The “Patchwork Strategy” of Climate Security
This morning, the Center for Strategic and International Studies (CSIS) held a panel entitled “Resurrecting the Patchwork Strategy: Top-Down or Bottom-Up Approach to Energy and Climate Policy?” However slowly climate policy may evolve, it has important repercussions for energy security.
A top-down approach from an international perspective is a binding global treaty involving all major emitters with a quantifiable goal and responsibilities for each country. At the national level, it’s a federally mandated price on carbon, either through a tax or a cap-and-trade system. The “Patchwork Strategy,” according to Senior CSIS Fellow Sarah Ladislaw, is a more bottom-up approach. It developed in the United States in the 2000s at the state level, in response to local demand for climate policy butting heads against an Administration uninterested in regulating carbon. Internationally, a patchwork system would involve each country voluntarily signing up for reductions that met its domestic policy needs.
Elliot Diringer, a former Clinton Administration official now at the Pew Center on Global Climate Change, argued that we ultimately need a blend combining the flexibility and domestic policy alignment of a bottom up approach with the international “bindingness” of a top-down strategy. By starting with local policies to reduce emissions, it will be easier to transition to an internationally binding system. This, obviously, is easier said than done, but Diringer cited other international regimes that have similarly evolved. One such example is the global trade system – the largely voluntary and loose GATT is today the much more stringent WTO.

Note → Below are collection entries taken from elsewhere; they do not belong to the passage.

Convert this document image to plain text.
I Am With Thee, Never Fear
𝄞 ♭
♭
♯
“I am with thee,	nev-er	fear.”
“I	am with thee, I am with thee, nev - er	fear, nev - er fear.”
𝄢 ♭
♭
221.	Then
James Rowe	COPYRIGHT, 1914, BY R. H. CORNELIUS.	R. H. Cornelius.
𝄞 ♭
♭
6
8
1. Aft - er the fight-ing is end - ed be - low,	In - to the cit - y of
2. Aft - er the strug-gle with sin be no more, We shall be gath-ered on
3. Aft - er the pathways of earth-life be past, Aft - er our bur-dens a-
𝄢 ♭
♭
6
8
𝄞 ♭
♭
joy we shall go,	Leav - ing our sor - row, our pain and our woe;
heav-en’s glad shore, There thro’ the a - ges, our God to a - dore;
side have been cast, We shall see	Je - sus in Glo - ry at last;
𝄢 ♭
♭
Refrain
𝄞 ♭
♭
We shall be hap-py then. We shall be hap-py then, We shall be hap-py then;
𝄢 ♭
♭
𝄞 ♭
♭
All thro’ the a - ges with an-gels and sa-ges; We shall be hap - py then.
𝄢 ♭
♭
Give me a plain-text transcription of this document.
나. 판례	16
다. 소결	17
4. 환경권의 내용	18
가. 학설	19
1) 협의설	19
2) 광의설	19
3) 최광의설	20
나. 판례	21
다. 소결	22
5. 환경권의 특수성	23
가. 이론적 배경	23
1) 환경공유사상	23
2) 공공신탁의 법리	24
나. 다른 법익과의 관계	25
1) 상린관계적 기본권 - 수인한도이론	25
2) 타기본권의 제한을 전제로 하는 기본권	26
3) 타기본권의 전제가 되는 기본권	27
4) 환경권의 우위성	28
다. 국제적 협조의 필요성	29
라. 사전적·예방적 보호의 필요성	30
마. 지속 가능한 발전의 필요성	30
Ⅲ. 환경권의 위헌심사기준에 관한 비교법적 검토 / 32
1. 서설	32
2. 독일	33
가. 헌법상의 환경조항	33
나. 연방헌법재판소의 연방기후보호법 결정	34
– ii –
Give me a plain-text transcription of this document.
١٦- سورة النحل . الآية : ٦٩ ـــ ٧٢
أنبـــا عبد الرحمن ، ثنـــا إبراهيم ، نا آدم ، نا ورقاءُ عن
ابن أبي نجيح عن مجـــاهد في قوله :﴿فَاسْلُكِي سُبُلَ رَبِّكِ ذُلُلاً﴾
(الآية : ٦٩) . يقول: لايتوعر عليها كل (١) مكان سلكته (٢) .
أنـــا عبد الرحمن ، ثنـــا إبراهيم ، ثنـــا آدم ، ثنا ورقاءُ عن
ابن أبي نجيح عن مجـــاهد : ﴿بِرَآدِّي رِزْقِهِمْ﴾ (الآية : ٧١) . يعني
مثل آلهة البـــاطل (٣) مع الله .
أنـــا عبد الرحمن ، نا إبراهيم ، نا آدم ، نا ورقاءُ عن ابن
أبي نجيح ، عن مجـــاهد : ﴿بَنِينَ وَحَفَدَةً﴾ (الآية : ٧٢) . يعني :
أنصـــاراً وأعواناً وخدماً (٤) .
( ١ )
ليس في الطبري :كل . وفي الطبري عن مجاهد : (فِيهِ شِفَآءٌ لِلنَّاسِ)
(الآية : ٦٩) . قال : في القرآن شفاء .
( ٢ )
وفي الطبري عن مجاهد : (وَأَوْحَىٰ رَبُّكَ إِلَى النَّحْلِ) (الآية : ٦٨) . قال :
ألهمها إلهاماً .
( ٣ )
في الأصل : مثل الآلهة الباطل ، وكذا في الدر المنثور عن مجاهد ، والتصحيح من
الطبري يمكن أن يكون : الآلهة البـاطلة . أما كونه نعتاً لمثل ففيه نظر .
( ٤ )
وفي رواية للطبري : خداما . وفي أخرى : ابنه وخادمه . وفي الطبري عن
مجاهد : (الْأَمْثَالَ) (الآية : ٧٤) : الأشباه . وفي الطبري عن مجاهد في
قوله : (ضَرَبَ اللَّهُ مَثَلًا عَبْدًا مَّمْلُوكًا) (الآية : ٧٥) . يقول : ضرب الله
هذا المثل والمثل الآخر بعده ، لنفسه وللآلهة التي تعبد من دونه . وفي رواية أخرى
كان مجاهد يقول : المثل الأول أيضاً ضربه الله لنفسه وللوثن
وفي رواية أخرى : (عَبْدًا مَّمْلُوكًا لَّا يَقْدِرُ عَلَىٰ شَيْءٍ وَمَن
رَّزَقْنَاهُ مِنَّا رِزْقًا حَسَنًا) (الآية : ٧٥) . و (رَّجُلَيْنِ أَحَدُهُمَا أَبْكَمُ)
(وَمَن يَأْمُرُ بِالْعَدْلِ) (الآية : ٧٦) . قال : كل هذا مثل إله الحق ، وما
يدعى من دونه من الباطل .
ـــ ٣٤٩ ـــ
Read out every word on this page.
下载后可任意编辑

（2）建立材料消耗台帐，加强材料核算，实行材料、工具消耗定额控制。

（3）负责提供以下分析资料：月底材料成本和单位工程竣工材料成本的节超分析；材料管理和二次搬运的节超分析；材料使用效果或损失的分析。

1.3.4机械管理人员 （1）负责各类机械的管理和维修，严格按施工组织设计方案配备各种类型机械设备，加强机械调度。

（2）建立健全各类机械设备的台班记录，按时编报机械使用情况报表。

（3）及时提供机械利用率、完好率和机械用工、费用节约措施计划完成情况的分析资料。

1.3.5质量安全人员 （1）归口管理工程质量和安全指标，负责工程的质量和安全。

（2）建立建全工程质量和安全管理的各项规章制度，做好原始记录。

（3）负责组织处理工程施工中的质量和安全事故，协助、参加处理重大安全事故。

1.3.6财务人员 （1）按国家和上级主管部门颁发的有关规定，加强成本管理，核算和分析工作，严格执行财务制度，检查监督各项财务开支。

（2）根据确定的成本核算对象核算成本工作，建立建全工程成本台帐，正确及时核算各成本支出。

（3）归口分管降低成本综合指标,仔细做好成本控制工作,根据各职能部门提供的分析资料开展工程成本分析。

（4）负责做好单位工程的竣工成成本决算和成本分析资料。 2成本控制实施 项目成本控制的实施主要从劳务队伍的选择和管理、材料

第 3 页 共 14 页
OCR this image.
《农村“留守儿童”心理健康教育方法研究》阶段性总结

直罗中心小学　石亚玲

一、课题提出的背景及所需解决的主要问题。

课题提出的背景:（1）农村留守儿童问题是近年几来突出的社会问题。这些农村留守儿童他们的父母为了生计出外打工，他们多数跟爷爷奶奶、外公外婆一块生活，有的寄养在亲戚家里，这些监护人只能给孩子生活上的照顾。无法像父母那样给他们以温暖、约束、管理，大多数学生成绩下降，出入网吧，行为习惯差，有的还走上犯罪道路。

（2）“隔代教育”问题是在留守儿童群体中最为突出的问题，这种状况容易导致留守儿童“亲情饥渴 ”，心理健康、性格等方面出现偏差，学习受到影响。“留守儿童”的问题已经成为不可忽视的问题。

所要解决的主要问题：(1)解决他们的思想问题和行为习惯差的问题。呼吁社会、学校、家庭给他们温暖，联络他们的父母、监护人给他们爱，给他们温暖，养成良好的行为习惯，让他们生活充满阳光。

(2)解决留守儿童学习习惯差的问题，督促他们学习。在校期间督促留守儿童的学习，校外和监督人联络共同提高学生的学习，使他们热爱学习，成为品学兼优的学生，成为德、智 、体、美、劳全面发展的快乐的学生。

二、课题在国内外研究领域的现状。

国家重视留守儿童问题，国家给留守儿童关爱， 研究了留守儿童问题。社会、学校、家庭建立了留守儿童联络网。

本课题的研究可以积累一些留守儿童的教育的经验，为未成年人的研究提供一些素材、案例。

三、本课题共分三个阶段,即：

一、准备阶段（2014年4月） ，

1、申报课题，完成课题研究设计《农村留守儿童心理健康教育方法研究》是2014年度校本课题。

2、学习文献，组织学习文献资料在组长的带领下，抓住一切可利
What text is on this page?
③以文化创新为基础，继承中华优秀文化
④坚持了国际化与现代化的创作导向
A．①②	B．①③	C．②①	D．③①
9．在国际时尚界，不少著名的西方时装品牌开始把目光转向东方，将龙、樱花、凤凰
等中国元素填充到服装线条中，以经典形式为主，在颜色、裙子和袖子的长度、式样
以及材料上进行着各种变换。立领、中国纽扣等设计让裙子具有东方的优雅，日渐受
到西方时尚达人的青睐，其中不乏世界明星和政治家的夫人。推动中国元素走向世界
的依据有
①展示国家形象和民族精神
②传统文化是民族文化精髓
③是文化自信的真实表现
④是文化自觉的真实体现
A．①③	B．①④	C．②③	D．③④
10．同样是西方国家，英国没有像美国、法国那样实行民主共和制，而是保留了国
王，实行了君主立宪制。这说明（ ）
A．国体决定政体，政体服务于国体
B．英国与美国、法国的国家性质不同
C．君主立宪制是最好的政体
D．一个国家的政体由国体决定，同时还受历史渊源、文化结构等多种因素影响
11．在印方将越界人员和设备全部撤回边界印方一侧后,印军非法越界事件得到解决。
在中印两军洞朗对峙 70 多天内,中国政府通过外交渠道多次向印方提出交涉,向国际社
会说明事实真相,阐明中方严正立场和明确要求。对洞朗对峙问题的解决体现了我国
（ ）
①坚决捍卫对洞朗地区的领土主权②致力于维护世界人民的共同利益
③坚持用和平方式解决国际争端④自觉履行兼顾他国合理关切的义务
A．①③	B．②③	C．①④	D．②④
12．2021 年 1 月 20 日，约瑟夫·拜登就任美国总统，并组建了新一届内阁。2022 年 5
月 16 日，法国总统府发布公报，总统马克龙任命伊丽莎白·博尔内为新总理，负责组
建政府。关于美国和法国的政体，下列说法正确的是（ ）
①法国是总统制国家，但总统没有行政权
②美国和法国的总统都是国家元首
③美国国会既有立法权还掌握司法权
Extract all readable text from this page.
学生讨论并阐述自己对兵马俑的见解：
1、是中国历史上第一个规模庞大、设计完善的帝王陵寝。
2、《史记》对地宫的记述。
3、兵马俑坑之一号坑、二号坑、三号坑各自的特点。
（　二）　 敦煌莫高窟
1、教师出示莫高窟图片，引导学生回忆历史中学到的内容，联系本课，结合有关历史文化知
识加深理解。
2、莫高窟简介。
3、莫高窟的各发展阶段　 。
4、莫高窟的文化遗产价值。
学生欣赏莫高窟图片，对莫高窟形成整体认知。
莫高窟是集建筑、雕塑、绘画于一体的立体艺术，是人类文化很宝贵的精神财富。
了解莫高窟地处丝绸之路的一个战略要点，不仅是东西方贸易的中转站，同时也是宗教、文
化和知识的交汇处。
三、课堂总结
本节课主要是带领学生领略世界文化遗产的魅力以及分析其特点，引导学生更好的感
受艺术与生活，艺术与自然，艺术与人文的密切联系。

From the perspective of the private sector, said Bill Tyndall, a Senior Vice President at Duke Energy, what is needed is long term certainty. He remarked that if Duke Energy were a country it would be the 41st largest emitter. Though Duke has been a steady advocate of efforts to mitigate climate change, without a certain price on carbon, the economics of renewable and nuclear projects are simply unviable.
An alternative approach has been to engage in partnerships with Chinese companies. No matter what Europe and the United States do, addressing climate change will depend on solving the China coal problem. Duke is working on clean coal and alternative fuel technologies in China – where, according to Tyndall, things are moving considerably faster on both traditional and non-traditional solutions. These sorts of on-the-ground partnerships are a good example of a patchwork approach that can ultimately feed into internationally binding carbon constraints.
In a separate CSIS Issue Brief called “Managing the Transition to a Secure, Low-Carbon Energy Future,” Sarah Ladislaw and others draw connections between energy security and climate security. A comprehensive approach to energy security cannot be limited to efforts to reduce dependence on imported fuels – our energy system is far too intertwined with that of the rest of the world. One of the highest return-on-investment paths to energy security is efficiency, or conservation. If we reduce driving by a barrel’s worth of gasoline, it equates to saving around 6 barrels upstream at the oil field. This is because of all the energy and costs involved in getting the oil out of the ground, refined, and transported. Tyndall from Duke Energy described the company’s Save-a-Watt program, which seeks to make efficiency equivalent to building a new plant from the company’s point of view – that is, investors will get the same return on their money if Duke saves energy than if it uses more.
Conveniently, the Issue Brief points out, energy efficiency is a “double win” for energy security and climate change interests.
More generally, many initiatives to enhance national security through reduced oil dependence, such as electrification of transportation, have considerable climate co-benefits. Even if powered solely by a conventional coal plant, electric vehicles still have a superior emissions profile to conventional vehicles. As we move to renewable, nuclear, and natural gas powered electricity, an electrified transportation sector would clean up in tandem. The rapid deployment of electric vehicles that we will see over the next few years represents the bottom-up patchwork approach to dealing with energy and climate challenges – they are not part of a grand international plan.